(Continuing a pattern of slip-ups, "Talking Point" #1 was changed overnight --- the original claims regarding which puppy-sellers are required to have a seller's permit, keep tax records and so forth were deleted.)
New Claim #1: AB 1634 will not result in a shortage of pets.
The truth: The bill's authors and supporters want more than a no-kill nation --- they want a "no-birth" nation. Our state's shelters aren't filled with homeless Borzois, Spanish mastiffs, Gordon setters, Welsh terriers, salukis, Belgian tervuren, foxhounds, kelpies and working border collies, but never mind: as the bill's campaign director states in a video on the bill's home page, "If you have an intact animal, you're part of the problem."
The bill does give puppy mills and pet shops a free pass, though, so there'll be no shortage of badly-bred misery puppies.
Claim #3: AB 1634 has no relationship to animal extremists.
The truth: Not as visible a relationship, let's say, now that the link to PETA Board Member Billl Maher's video has been removed from the bill's official home page. And PETA's name has been removed from the official site's list of supporters.
Also from Claim #3: "AB 1634 was originated by local animal control directors across the state, who realize that the ethical and fiscal burden caused by the overpopulation crisis needs a state-wide solution."
The truth: which part of the official site are we supposed to believe? AB 1634's home page provides a link to an OC Register story, The Woman Behind the Bill:
As the [Katrina] rescue effort wound down, Los Angeles Animal Services General Manager Ed Boks held a press conference [...] [AB 1634 campaign director Judie] Mancuso knew Boks had a "no-kill" philosophy [...] Here was her chance. She showed up at the press conference, introduced herself to Boks and asked if he would do a spay-and-neuter bill with her. Over the next year, the two birthed the California Healthy Pets Act.
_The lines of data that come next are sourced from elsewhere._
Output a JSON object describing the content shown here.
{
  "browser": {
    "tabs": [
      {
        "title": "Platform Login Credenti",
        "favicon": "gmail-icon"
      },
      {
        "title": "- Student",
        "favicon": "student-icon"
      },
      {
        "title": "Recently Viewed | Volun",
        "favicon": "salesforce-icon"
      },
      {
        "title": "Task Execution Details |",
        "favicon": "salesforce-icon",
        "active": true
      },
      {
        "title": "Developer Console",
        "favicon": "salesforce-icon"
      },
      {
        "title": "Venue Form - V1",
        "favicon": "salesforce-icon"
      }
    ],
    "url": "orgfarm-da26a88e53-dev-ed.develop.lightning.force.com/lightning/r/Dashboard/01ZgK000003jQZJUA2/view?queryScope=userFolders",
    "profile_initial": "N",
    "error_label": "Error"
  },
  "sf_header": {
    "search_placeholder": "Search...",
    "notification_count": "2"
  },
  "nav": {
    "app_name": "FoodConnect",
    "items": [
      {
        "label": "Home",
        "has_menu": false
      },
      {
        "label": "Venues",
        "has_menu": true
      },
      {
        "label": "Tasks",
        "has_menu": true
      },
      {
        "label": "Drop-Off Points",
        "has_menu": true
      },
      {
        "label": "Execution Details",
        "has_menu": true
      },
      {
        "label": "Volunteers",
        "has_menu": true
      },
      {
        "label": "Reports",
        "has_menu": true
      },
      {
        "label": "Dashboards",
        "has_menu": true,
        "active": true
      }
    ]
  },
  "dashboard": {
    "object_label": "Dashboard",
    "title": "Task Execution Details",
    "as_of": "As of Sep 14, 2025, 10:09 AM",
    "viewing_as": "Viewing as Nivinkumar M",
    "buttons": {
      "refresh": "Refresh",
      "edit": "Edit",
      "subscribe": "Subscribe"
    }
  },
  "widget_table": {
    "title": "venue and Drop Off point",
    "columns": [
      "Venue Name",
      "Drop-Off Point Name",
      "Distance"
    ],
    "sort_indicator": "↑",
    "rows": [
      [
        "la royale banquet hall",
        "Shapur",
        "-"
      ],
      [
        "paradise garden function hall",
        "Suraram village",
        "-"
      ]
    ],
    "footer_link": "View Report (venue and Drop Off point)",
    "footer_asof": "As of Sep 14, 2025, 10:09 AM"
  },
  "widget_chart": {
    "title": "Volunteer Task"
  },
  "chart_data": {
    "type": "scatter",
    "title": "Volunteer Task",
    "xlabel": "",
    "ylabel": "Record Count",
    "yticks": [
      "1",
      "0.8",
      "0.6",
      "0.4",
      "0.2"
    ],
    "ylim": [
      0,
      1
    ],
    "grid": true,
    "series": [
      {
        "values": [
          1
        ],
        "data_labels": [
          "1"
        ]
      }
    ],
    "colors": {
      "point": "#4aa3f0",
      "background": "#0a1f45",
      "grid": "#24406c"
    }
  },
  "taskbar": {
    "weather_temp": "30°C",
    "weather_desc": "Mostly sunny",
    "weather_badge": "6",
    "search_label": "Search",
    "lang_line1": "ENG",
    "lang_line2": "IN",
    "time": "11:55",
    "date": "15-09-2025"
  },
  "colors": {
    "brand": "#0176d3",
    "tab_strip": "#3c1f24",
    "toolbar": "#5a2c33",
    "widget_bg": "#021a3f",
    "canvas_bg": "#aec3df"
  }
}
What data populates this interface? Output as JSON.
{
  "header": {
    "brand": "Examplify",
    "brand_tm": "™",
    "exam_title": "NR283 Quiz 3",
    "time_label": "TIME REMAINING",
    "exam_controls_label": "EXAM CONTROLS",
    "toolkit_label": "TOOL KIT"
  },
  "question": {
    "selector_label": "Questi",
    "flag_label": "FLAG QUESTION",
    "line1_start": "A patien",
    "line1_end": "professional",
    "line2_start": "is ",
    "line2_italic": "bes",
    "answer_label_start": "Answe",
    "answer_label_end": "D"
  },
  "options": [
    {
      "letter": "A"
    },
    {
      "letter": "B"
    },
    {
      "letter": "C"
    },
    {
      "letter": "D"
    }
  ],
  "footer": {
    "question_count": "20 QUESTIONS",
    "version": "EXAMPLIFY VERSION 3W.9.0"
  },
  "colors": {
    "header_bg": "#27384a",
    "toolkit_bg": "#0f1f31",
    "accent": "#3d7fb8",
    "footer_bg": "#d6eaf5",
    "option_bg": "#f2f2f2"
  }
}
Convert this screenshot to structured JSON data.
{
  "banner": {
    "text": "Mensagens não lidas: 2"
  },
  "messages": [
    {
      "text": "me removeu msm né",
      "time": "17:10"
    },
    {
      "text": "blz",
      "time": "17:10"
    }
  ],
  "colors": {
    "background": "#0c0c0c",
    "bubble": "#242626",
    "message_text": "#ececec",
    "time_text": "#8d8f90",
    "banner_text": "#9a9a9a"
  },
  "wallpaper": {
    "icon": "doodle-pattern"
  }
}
Claim #4: This is not a "local government" issue.
"The bill was actually originated by local government entities who realize that a state-wide solution is the only way to combat this problem."
The truth: see the OC Register excerpt above. AB 1634 will create a patchwork nightmare of differing laws, with each element contingent upon the approval of the "local jurisdiction or its authorized local animal control agency." "State-wide solution"? Please.
Claim #5: Pets are routinely safely and successfully altered at 4 months of age. Vets can delay the procedure if they feel it is in the animal’s best interest.
The truth: AB 1634 makes waivers contingent on illness or age. "Safely altered"? Sure, it might be "safely" done, but how does it affect your pet? Try this: go to PubMed and type neutered + cancer in the search box. The first result you should see is this: A population study of neutering status as a risk factor for canine prostate cancer. I'm not a vet --- but the authors of this May 2007 study are. For a summary of other articles relating to spay/neuter, read this. When --- or whether --- to spay or neuter a pet is a decision best left to responsible owners and their veterinarians, not politicians.
I'll give the last word to Christie Keith:
The answer [to the problem of homeless cats and dogs] is not some bitterly divisive, hard to enforce, punitive legislation that doesn’t solve the problem in the first place and tramples on people’s dreams, goals, and relationship with their animals. The day I let a politician or animal control officer force me to perform a medical procedure on my dog or cat against my will be a cold day in hell. All my current pets are altered so it’s all hypothetical, but I would never, ever comply with this legislation. I find it profoundly offensive, and if you can find someone who loves animals more than I do, I have no idea who it is. [Boldface added.]